First, there is nothing particularly secret about the CCP’s pursuit of foreign influence, including within Australia. A significant amount of this effort occurs in plain view, within legal bounds. It is more often obscured by the language barrier than the veil of secrecy.

That’s not to say there isn’t a substantial clandestine element, some of which Australia’s intelligence agencies will no doubt be privy to. China is not the only authoritarian country under single party rule, but it is by far the most powerful and successful, with an influence toolkit to match.

Under “Chairman of Everything” Xi Jinping, the Party has stepped up the promotion of its interests overseas, including a heightened emphasis on cultivating influence through the United Front Work Department. That heightened interest has been felt, often uncomfortably, within Chinese diaspora communities, including Australia’s. But the Party’s pursuit of influence overseas runs more broadly into academia, business and politics, including through the open cultivation of links with prominent non-Chinese Australians, such as Robb, who have held high office.

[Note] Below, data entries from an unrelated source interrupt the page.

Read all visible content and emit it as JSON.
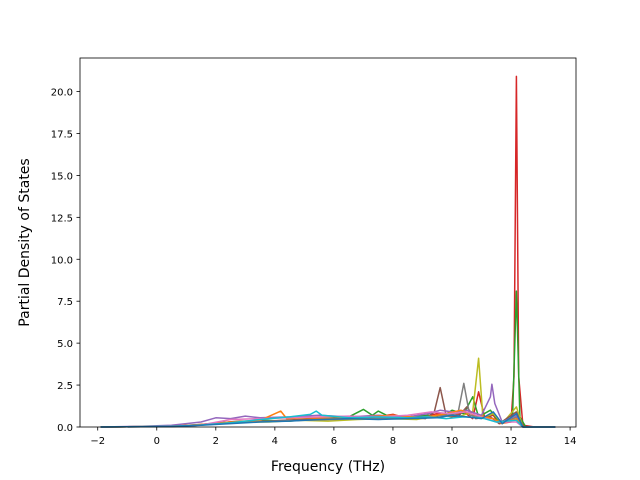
{
  "chart_data": {
    "type": "line",
    "title": "",
    "xlabel": "Frequency (THz)",
    "ylabel": "Partial Density of States",
    "xlim": [
      -2.6,
      14.2
    ],
    "ylim": [
      0,
      22.0
    ],
    "xticks": [
      -2,
      0,
      2,
      4,
      6,
      8,
      10,
      12,
      14
    ],
    "xtick_labels": [
      "−2",
      "0",
      "2",
      "4",
      "6",
      "8",
      "10",
      "12",
      "14"
    ],
    "yticks": [
      0,
      2.5,
      5,
      7.5,
      10,
      12.5,
      15,
      17.5,
      20
    ],
    "ytick_labels": [
      "0.0",
      "2.5",
      "5.0",
      "7.5",
      "10.0",
      "12.5",
      "15.0",
      "17.5",
      "20.0"
    ],
    "grid": false,
    "legend": "none",
    "series": [
      {
        "color": "#d62728",
        "points": [
          [
            -1.9,
            0
          ],
          [
            0.5,
            0.05
          ],
          [
            1.5,
            0.15
          ],
          [
            2.5,
            0.3
          ],
          [
            3.5,
            0.35
          ],
          [
            4.5,
            0.4
          ],
          [
            5.5,
            0.45
          ],
          [
            6.5,
            0.55
          ],
          [
            7.4,
            0.6
          ],
          [
            8.0,
            0.75
          ],
          [
            8.5,
            0.5
          ],
          [
            9.0,
            0.6
          ],
          [
            9.5,
            0.8
          ],
          [
            10.0,
            0.6
          ],
          [
            10.4,
            0.9
          ],
          [
            10.7,
            0.5
          ],
          [
            10.9,
            2.1
          ],
          [
            11.1,
            0.6
          ],
          [
            11.4,
            0.7
          ],
          [
            11.6,
            0.2
          ],
          [
            12.0,
            0.3
          ],
          [
            12.1,
            3.0
          ],
          [
            12.18,
            20.9
          ],
          [
            12.26,
            3.0
          ],
          [
            12.4,
            0.1
          ],
          [
            12.8,
            0
          ],
          [
            13.5,
            0
          ]
        ]
      },
      {
        "color": "#2ca02c",
        "points": [
          [
            -1.9,
            0
          ],
          [
            0.5,
            0.03
          ],
          [
            1.5,
            0.12
          ],
          [
            2.5,
            0.25
          ],
          [
            3.5,
            0.4
          ],
          [
            4.5,
            0.35
          ],
          [
            5.5,
            0.5
          ],
          [
            6.5,
            0.6
          ],
          [
            7.0,
            1.05
          ],
          [
            7.3,
            0.7
          ],
          [
            7.5,
            0.95
          ],
          [
            8.0,
            0.5
          ],
          [
            8.6,
            0.6
          ],
          [
            9.2,
            0.7
          ],
          [
            9.6,
            0.55
          ],
          [
            10.0,
            1.0
          ],
          [
            10.4,
            0.8
          ],
          [
            10.7,
            1.8
          ],
          [
            10.9,
            0.6
          ],
          [
            11.3,
            1.0
          ],
          [
            11.6,
            0.3
          ],
          [
            12.05,
            0.5
          ],
          [
            12.18,
            8.1
          ],
          [
            12.3,
            0.6
          ],
          [
            12.5,
            0
          ],
          [
            13.5,
            0
          ]
        ]
      },
      {
        "color": "#bcbd22",
        "points": [
          [
            -1.9,
            0
          ],
          [
            0.8,
            0.05
          ],
          [
            1.8,
            0.15
          ],
          [
            2.8,
            0.3
          ],
          [
            3.8,
            0.3
          ],
          [
            4.8,
            0.4
          ],
          [
            5.8,
            0.35
          ],
          [
            6.8,
            0.45
          ],
          [
            7.8,
            0.5
          ],
          [
            8.8,
            0.45
          ],
          [
            9.6,
            0.7
          ],
          [
            10.2,
            0.6
          ],
          [
            10.7,
            0.9
          ],
          [
            10.9,
            4.1
          ],
          [
            11.05,
            0.5
          ],
          [
            11.4,
            0.8
          ],
          [
            11.7,
            0.2
          ],
          [
            12.18,
            1.2
          ],
          [
            12.4,
            0
          ],
          [
            13.5,
            0
          ]
        ]
      },
      {
        "color": "#8c564b",
        "points": [
          [
            -1.9,
            0
          ],
          [
            0.8,
            0.04
          ],
          [
            1.8,
            0.2
          ],
          [
            2.8,
            0.35
          ],
          [
            3.8,
            0.35
          ],
          [
            4.8,
            0.45
          ],
          [
            5.8,
            0.5
          ],
          [
            6.8,
            0.55
          ],
          [
            7.6,
            0.5
          ],
          [
            8.4,
            0.6
          ],
          [
            9.1,
            0.5
          ],
          [
            9.4,
            0.9
          ],
          [
            9.6,
            2.35
          ],
          [
            9.8,
            0.7
          ],
          [
            10.2,
            0.6
          ],
          [
            10.5,
            1.2
          ],
          [
            10.8,
            0.5
          ],
          [
            11.3,
            0.6
          ],
          [
            11.6,
            0.2
          ],
          [
            12.18,
            0.9
          ],
          [
            12.4,
            0
          ],
          [
            13.5,
            0
          ]
        ]
      },
      {
        "color": "#7f7f7f",
        "points": [
          [
            -1.9,
            0
          ],
          [
            1.0,
            0.05
          ],
          [
            2.0,
            0.2
          ],
          [
            3.0,
            0.3
          ],
          [
            4.0,
            0.35
          ],
          [
            5.0,
            0.4
          ],
          [
            6.0,
            0.45
          ],
          [
            7.0,
            0.5
          ],
          [
            8.0,
            0.55
          ],
          [
            9.0,
            0.6
          ],
          [
            9.8,
            0.7
          ],
          [
            10.2,
            0.8
          ],
          [
            10.4,
            2.6
          ],
          [
            10.6,
            0.7
          ],
          [
            11.0,
            0.6
          ],
          [
            11.4,
            0.5
          ],
          [
            11.7,
            0.2
          ],
          [
            12.18,
            0.6
          ],
          [
            12.4,
            0
          ],
          [
            13.5,
            0
          ]
        ]
      },
      {
        "color": "#9467bd",
        "points": [
          [
            -1.9,
            0
          ],
          [
            -0.5,
            0.05
          ],
          [
            0.5,
            0.1
          ],
          [
            1.5,
            0.3
          ],
          [
            2.0,
            0.55
          ],
          [
            2.5,
            0.5
          ],
          [
            3.0,
            0.65
          ],
          [
            3.5,
            0.55
          ],
          [
            4.5,
            0.6
          ],
          [
            5.5,
            0.7
          ],
          [
            6.5,
            0.6
          ],
          [
            7.5,
            0.7
          ],
          [
            8.5,
            0.6
          ],
          [
            9.2,
            0.8
          ],
          [
            9.6,
            1.0
          ],
          [
            10.0,
            0.9
          ],
          [
            10.5,
            1.0
          ],
          [
            11.0,
            0.7
          ],
          [
            11.3,
            1.8
          ],
          [
            11.35,
            2.55
          ],
          [
            11.45,
            1.4
          ],
          [
            11.7,
            0.3
          ],
          [
            12.18,
            0.7
          ],
          [
            12.4,
            0
          ],
          [
            13.5,
            0
          ]
        ]
      },
      {
        "color": "#ff7f0e",
        "points": [
          [
            -1.9,
            0
          ],
          [
            0.5,
            0.04
          ],
          [
            1.5,
            0.15
          ],
          [
            2.5,
            0.3
          ],
          [
            3.5,
            0.4
          ],
          [
            4.2,
            0.95
          ],
          [
            4.4,
            0.5
          ],
          [
            5.0,
            0.55
          ],
          [
            6.0,
            0.5
          ],
          [
            7.0,
            0.6
          ],
          [
            8.0,
            0.7
          ],
          [
            9.0,
            0.55
          ],
          [
            9.8,
            0.8
          ],
          [
            10.3,
            1.0
          ],
          [
            10.8,
            0.7
          ],
          [
            11.4,
            0.5
          ],
          [
            11.7,
            0.2
          ],
          [
            12.18,
            0.5
          ],
          [
            12.4,
            0
          ],
          [
            13.5,
            0
          ]
        ]
      },
      {
        "color": "#e377c2",
        "points": [
          [
            -1.9,
            0
          ],
          [
            0.5,
            0.03
          ],
          [
            1.5,
            0.12
          ],
          [
            2.5,
            0.45
          ],
          [
            3.5,
            0.5
          ],
          [
            4.5,
            0.55
          ],
          [
            5.5,
            0.6
          ],
          [
            6.5,
            0.65
          ],
          [
            7.5,
            0.6
          ],
          [
            8.5,
            0.7
          ],
          [
            9.3,
            0.9
          ],
          [
            9.9,
            0.8
          ],
          [
            10.5,
            0.9
          ],
          [
            11.0,
            0.6
          ],
          [
            11.5,
            0.3
          ],
          [
            12.18,
            0.3
          ],
          [
            12.4,
            0
          ],
          [
            13.5,
            0
          ]
        ]
      },
      {
        "color": "#17becf",
        "points": [
          [
            -1.9,
            0
          ],
          [
            0.5,
            0.04
          ],
          [
            1.5,
            0.12
          ],
          [
            2.5,
            0.25
          ],
          [
            3.5,
            0.45
          ],
          [
            4.5,
            0.6
          ],
          [
            5.2,
            0.75
          ],
          [
            5.4,
            0.95
          ],
          [
            5.6,
            0.7
          ],
          [
            6.5,
            0.55
          ],
          [
            7.5,
            0.6
          ],
          [
            8.5,
            0.55
          ],
          [
            9.2,
            0.6
          ],
          [
            9.8,
            0.5
          ],
          [
            10.4,
            0.6
          ],
          [
            11.0,
            0.55
          ],
          [
            11.5,
            0.3
          ],
          [
            12.18,
            0.4
          ],
          [
            12.4,
            0
          ],
          [
            13.5,
            0
          ]
        ]
      },
      {
        "color": "#1f77b4",
        "points": [
          [
            -1.9,
            0
          ],
          [
            0.5,
            0.03
          ],
          [
            1.5,
            0.1
          ],
          [
            2.5,
            0.2
          ],
          [
            3.5,
            0.3
          ],
          [
            4.5,
            0.35
          ],
          [
            5.5,
            0.45
          ],
          [
            6.5,
            0.5
          ],
          [
            7.5,
            0.45
          ],
          [
            8.5,
            0.5
          ],
          [
            9.5,
            0.55
          ],
          [
            10.0,
            0.7
          ],
          [
            10.5,
            0.6
          ],
          [
            11.0,
            0.5
          ],
          [
            11.4,
            0.9
          ],
          [
            11.7,
            0.2
          ],
          [
            12.18,
            0.8
          ],
          [
            12.4,
            0
          ],
          [
            13.5,
            0
          ]
        ]
      }
    ]
  }
}
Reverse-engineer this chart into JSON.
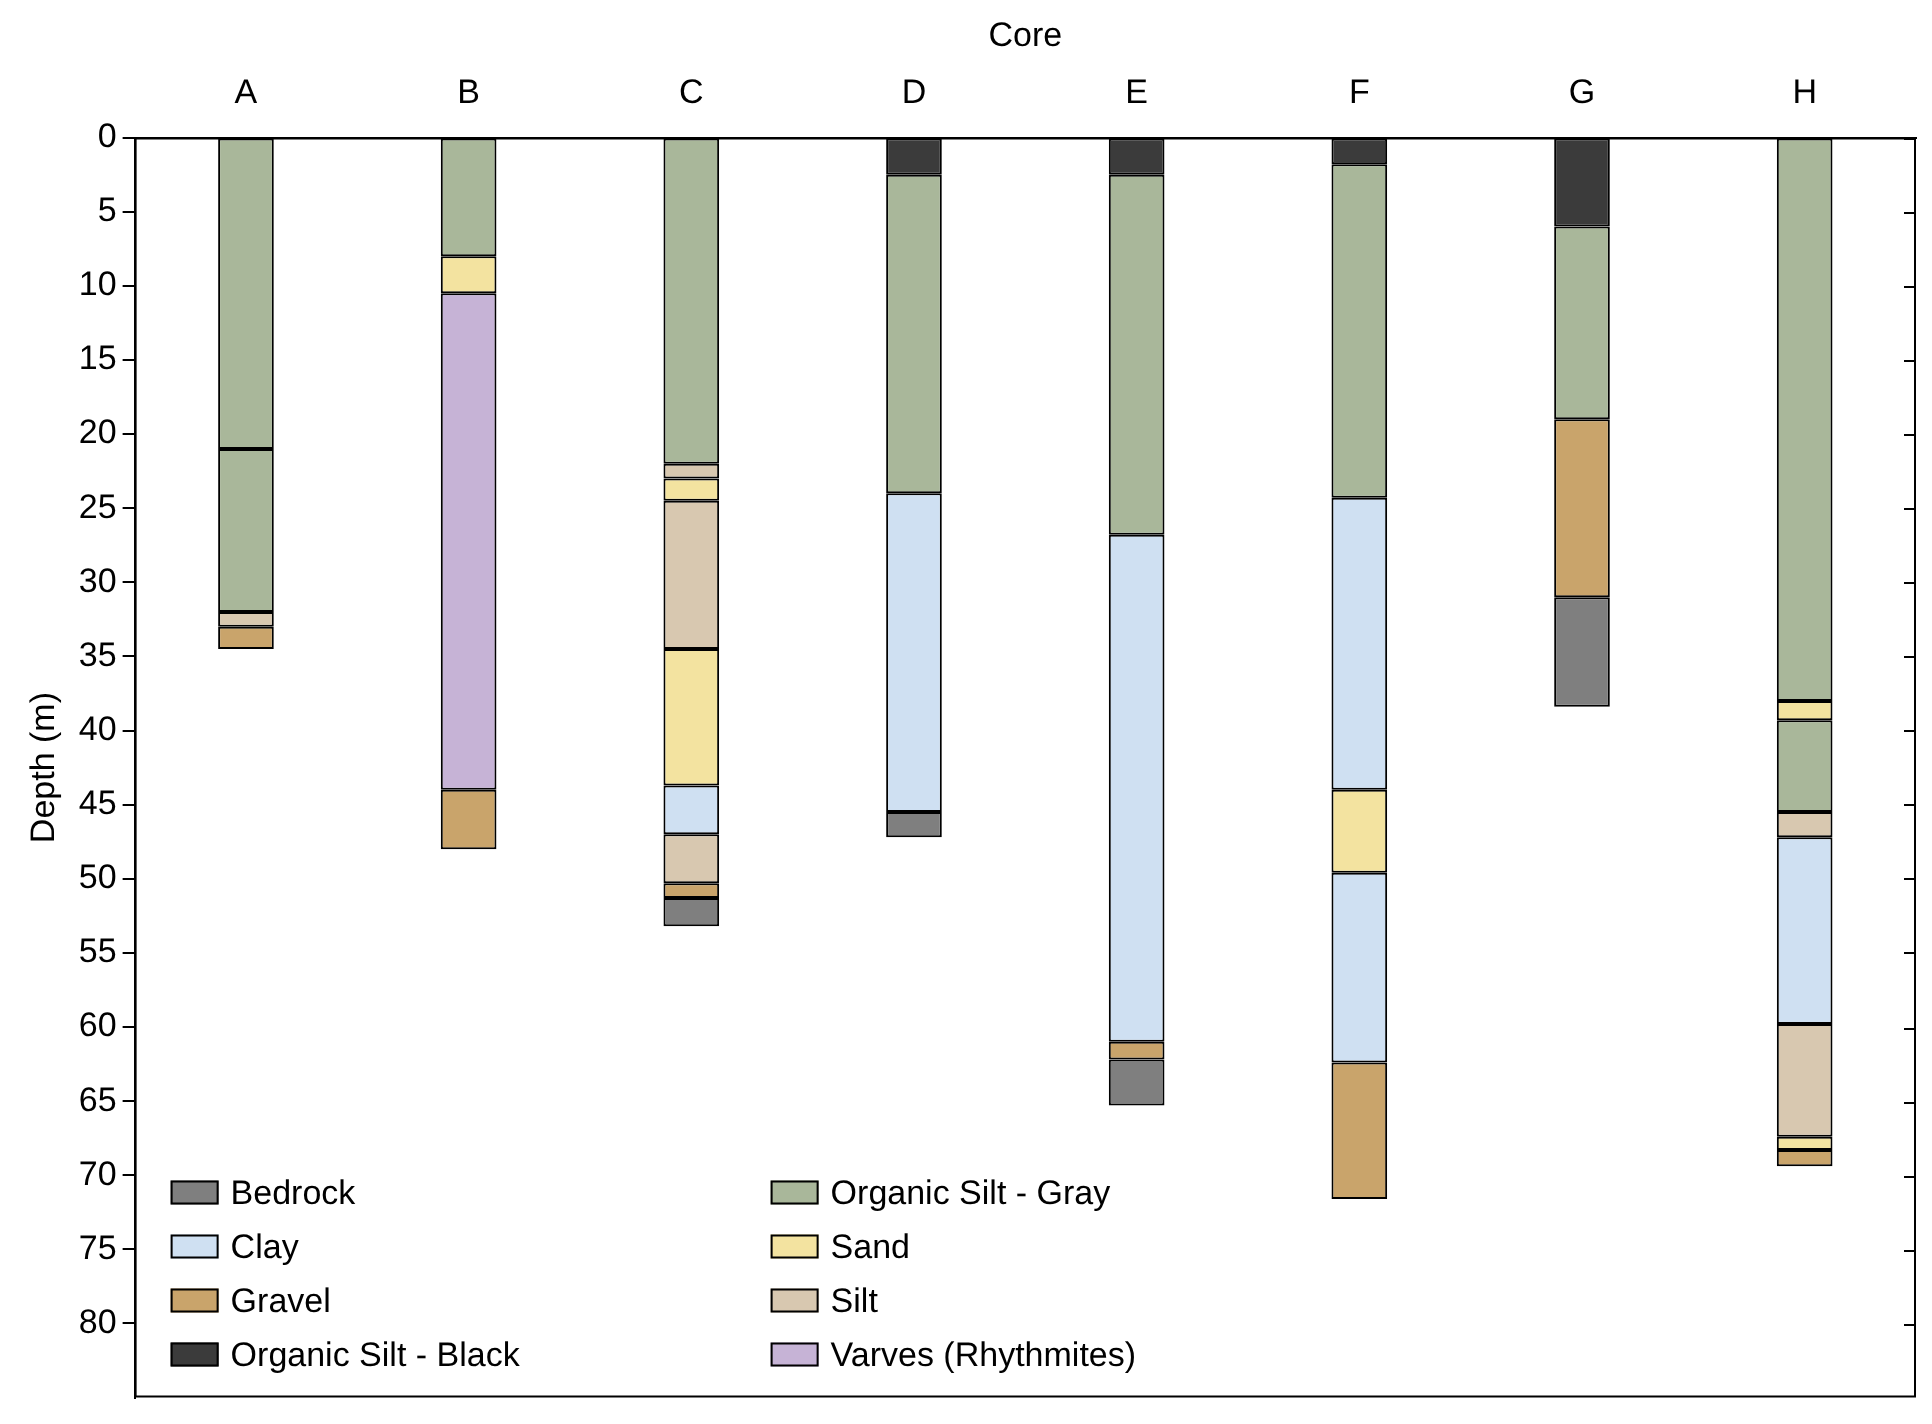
{
  "chart_data": {
    "type": "bar",
    "xlabel": "Core",
    "ylabel": "Depth (m)",
    "categories": [
      "A",
      "B",
      "C",
      "D",
      "E",
      "F",
      "G",
      "H"
    ],
    "ylim": [
      85,
      0
    ],
    "yticks": [
      0,
      5,
      10,
      15,
      20,
      25,
      30,
      35,
      40,
      45,
      50,
      55,
      60,
      65,
      70,
      75,
      80
    ],
    "grid": false,
    "legend": "bottom left",
    "series": [
      {
        "name": "Bedrock",
        "color": "#7f7f7f",
        "base": [
          null,
          null,
          51.3,
          45.5,
          62.2,
          null,
          31,
          null
        ],
        "values": [
          null,
          null,
          1.9,
          1.7,
          3.1,
          null,
          7.4,
          null
        ]
      },
      {
        "name": "Clay",
        "color": "#cfe0f2",
        "base": [
          null,
          null,
          43.7,
          24,
          26.8,
          24.3,
          null,
          47.2
        ],
        "values": [
          null,
          null,
          3.3,
          21.5,
          34.2,
          19.7,
          null,
          12.6
        ]
      },
      {
        "color": "#cfe0f2",
        "base": [
          null,
          null,
          null,
          null,
          null,
          49.6,
          null,
          null
        ],
        "values": [
          null,
          null,
          null,
          null,
          null,
          12.8,
          null,
          null
        ]
      },
      {
        "name": "Gravel",
        "color": "#c9a46b",
        "base": [
          33,
          44,
          50.3,
          null,
          61,
          62.4,
          19,
          68.3
        ],
        "values": [
          1.5,
          4,
          1,
          null,
          1.2,
          9.2,
          12,
          1.1
        ]
      },
      {
        "name": "Organic Silt - Black",
        "color": "#3b3b3b",
        "base": [
          null,
          null,
          null,
          0,
          0,
          0,
          0,
          null
        ],
        "values": [
          null,
          null,
          null,
          2.5,
          2.5,
          1.8,
          6,
          null
        ]
      },
      {
        "name": "Organic Silt - Gray",
        "color": "#a9b79a",
        "base": [
          0,
          0,
          0,
          2.5,
          2.5,
          1.8,
          6,
          0
        ],
        "values": [
          21,
          8,
          22,
          21.5,
          24.3,
          22.5,
          13,
          38
        ]
      },
      {
        "color": "#a9b79a",
        "base": [
          21,
          null,
          null,
          null,
          null,
          null,
          null,
          39.3
        ],
        "values": [
          11,
          null,
          null,
          null,
          null,
          null,
          null,
          6.2
        ]
      },
      {
        "name": "Sand",
        "color": "#f3e3a0",
        "base": [
          null,
          8,
          23,
          null,
          null,
          44,
          null,
          38
        ],
        "values": [
          null,
          2.5,
          1.5,
          null,
          null,
          5.6,
          null,
          1.3
        ]
      },
      {
        "color": "#f3e3a0",
        "base": [
          null,
          null,
          34.5,
          null,
          null,
          null,
          null,
          67.4
        ],
        "values": [
          null,
          null,
          9.2,
          null,
          null,
          null,
          null,
          0.9
        ]
      },
      {
        "name": "Silt",
        "color": "#d8c8b0",
        "base": [
          32,
          null,
          22,
          null,
          null,
          null,
          null,
          45.5
        ],
        "values": [
          1,
          null,
          1,
          null,
          null,
          null,
          null,
          1.7
        ]
      },
      {
        "color": "#d8c8b0",
        "base": [
          null,
          null,
          24.5,
          null,
          null,
          null,
          null,
          59.8
        ],
        "values": [
          null,
          null,
          10,
          null,
          null,
          null,
          null,
          7.6
        ]
      },
      {
        "color": "#d8c8b0",
        "base": [
          null,
          null,
          47,
          null,
          null,
          null,
          null,
          null
        ],
        "values": [
          null,
          null,
          3.3,
          null,
          null,
          null,
          null,
          null
        ]
      },
      {
        "name": "Varves (Rhythmites)",
        "color": "#c6b3d6",
        "base": [
          null,
          10.5,
          null,
          null,
          null,
          null,
          null,
          null
        ],
        "values": [
          null,
          33.5,
          null,
          null,
          null,
          null,
          null,
          null
        ]
      }
    ]
  }
}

Second, it’s worth underlining that the risks posed by China’s influence activities spread beyond the traditional purview of national security – distinct from espionage, which concerns the gathering of secret information, and is covered by century-old laws. Hence the government’s efforts to introduce new legislation that captures foreign influence activity, straddling the divide between legal and illicit activity. Indeed, the legal requirement to register influence activities conducted on behalf of foreign governments is expressly designed to promote transparency

When Robb asserts that he didn’t learn much more from intelligence material “than I was reading in the papers”, let’s not forget that a dedicated group of Australian journalists, including Nick McKenzie, Chris Uhlman, Kelsey Munro, Lisa Murray, and Chris Zappone have worked hard to bring visibility to the issues around foreign interference. John Garnaut, former China correspondent for what was then Fairfax, went into government and played a major role in shaping the Turnbull administration’s “pushback” against foreign interference, including the new transparency register.

Moreover, a cursory search of recent English language “op-eds” emanating out of China reveals the regularity with which hostile broadsides are levelled in Australia’s direction. Such sentiments may well be confected, as part of a Party-directed influence campaign, in order to pressure Australia not to “upset” Chinese feelings. The question is not so much whether Beijing’s behaviour is blunt or rude, but whether its intentions are benign or malign.

According to ASPI’s Alex Joske, who has done ground-breaking research on the sticky interface between China’s military and academia:  

The core of any response to undue foreign influence should be to shine sunlight on unacceptable activities, disrupt the mechanisms of foreign interference, and engage with communities most affected by it.

The media, think tanks, and academia all have an important function to play in bringing greater transparency to the debate around foreign influence and political interference. They may be more constrained by resources than government but are less inhibited by diplomatic decorum or secrecy. One of the recommendations of the 2017 Independent Intelligence Review was to create a National Intelligence Community Innovation Hub to facilitate ways in which government, industry and academia could come together “to address capability needs and solutions and create new linkages”. This should be revisited in a China context.

Robb may be the most senior former member of the government to openly criticise its stance on China. But he is hardly alone in denying that Beijing harbours less than benign intentions towards Australia. There is a reticence about publicly entertaining that possibility that cuts across a large section of federal and state politics, business, and academic leadership. Many remain in denial despite a body of unclassified evidence staring them in the face.

Such has been their wholesale embrace of China, personally and collectively, that they appear either unable or unwilling to change their views about its ruling Party. For fear of upsetting the applecart.